Claro está que la mencionada «paternidad responsable» implica tener la vida bajo control y planificada según los dictámenes individualistas y funcionales que imperan en nuestros tiempos. Parece ser cosa anacrónica confiar en la voluntad de Dios y en Su Divina Providencia. Así, la apertura a la vida —condición intrínseca del matrimonio— queda desplazada por el número de hijos que los esposos decidan tener. 

Las grandes ciudades, con su ritmo vertiginoso, sus costos de vida elevados, pisos cada vez más apretados, parecen cada vez más adversas a las familias numerosas. Vivimos en tiempos hostiles a todo lo que Dios ha querido y establecido en el mundo. Y el matrimonio y la familia son los principales blancos acechados por los enemigos de Dios y del hombre. 

Pero los que abrazan el matrimonio deben poner toda su atención en lo que implica esta vocación elevada sacramentalmente por Nuestro Señor Jesucristo; porque, por un lado, los novios aceptan amarse en toda circunstancia, buena o adversa. En un amor exclusivo y para toda la vida. Por otro lado, aceptan recibir de Dios todos los hijos que Él les mande. Hijos que serán frutos visibles de la fecundidad de su amor. 

A los que nos llaman irresponsables por tener cuantos hijos Dios nos dé, hay que contestarles que la apertura a la vida es lo más responsable y coherente con las promesas que hicimos libremente en el Altar. 

A los que declaran que esta elección es una renuncia a la realización personal de la mujer, hay que decirles que para toda elección hay una renuncia. Renunciar a ciertos logros por vivir con lealtad la vocación abrazada es poner en su sitio lo prioritario sobre lo secundario.

A los que afirman que quedarse en casa con los hijos es acomodarse a una rutina mediocre, hay que enseñarles que la mediocridad está en el corazón y en la infecunda vida de quien no vive más que para sí mismo.  

Ahora bien, ¿y si las mujeres jóvenes y adultas, solteras y casadas alzamos los ojos y el corazón al horizonte inmenso que implica fundar un hogar con el esposo y cooperar mano a mano con Dios en la formación de cada hijo que Él entregue a nuestro cuidado? ¿Es poca cosa participar en la generación del hijo y conducirlo en esta vida con la mirada puesta en la otra? ¿Poca cosa es educarlo a cada uno en la virtud, en el conocimiento de Dios, en Su amor, en el compromiso con Sus derechos en este mundo, con la salvación de los hombres y con el bien común?

La tarea de la mujer casada va más allá de atender a las necesidades materiales del esposo y de los hijos.
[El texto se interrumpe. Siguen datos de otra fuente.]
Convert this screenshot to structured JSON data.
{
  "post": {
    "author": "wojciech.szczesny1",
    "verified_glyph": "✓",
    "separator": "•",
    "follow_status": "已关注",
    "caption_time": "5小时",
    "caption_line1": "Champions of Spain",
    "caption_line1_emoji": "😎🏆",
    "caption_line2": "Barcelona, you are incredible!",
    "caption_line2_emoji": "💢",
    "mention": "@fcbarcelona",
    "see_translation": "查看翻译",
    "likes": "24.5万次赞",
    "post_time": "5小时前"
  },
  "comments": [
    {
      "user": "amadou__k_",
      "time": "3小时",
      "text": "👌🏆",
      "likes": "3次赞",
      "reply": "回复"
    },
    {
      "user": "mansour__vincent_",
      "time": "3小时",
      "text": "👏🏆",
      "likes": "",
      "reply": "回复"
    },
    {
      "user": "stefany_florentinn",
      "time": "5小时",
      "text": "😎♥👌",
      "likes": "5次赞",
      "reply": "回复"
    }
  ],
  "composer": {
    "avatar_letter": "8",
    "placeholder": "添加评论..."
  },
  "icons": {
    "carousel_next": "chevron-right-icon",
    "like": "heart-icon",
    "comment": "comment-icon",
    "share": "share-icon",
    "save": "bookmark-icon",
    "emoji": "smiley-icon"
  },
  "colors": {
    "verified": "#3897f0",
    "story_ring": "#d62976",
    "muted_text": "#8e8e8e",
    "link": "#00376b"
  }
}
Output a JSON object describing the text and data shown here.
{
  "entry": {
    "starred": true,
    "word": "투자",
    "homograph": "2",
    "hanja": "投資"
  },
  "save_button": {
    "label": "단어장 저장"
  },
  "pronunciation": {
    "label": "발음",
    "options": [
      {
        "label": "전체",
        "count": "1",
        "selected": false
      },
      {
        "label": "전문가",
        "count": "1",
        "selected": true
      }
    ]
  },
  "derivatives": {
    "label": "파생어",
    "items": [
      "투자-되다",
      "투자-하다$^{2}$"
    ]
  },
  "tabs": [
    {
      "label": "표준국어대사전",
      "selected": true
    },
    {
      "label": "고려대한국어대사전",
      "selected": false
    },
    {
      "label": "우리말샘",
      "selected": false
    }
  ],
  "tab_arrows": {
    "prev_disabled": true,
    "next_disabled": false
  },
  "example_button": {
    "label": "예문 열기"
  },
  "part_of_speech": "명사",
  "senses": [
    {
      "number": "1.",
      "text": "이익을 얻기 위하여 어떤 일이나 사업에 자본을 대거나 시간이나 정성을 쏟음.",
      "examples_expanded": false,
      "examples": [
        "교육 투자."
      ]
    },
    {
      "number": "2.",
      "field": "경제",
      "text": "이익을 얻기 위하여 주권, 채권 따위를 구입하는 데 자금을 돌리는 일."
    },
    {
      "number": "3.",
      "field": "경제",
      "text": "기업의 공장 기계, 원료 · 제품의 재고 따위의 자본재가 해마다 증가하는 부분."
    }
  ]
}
La mujer es la que hace cultura en su hogar. En la decoración de la casa —con los detalles que hacen de ésta algo propio de la familia—, en la forma como educa a sus hijos, en la disposición de los horarios: ahí está la mano femenina.

Para terminar, quisiera compartir un fragmento del diálogo entre dos abades sobre la madre de San Bernardo de Claraval. Es para mí fuente de inspiración y recordatorio de la misión de toda madre católica:

«Admito que el deber cumplido hace al soldado —contestó Jarenton—; pero el deber que se cumple con amor, el deber que se cumple porque es la voluntad de Dios y se realiza solamente para glorificar a Dios no puede decirse que se cumple con un sentido militar. Y eso es lo que hizo Alice de Montbar. Hay millones de madres, Federico, que son madres nada más, pero que podrían ser “madres santas” si sobrenaturalizasen lo natural. Aman con locura a sus hijos y hacen por ellos todo lo que pueden; pero no lo hacen por el mayor honor y gloria de Dios. Preparan a sus hijos para esta vida, pero no para la otra. Los preparan para que ocupen su puesto debido en la sociedad y su posición en el mundo, olvidando con demasiada frecuencia que tienen un lugar en la sociedad de los santos y una posición que obtener en el otro mundo. Alice de Montbar preparó a sus hijos para ambos mundos y ambas sociedades.» (M. Raymond, O.C.S.O., La familia que alcanzó a Cristo, Herder, España, 2006, p. 70).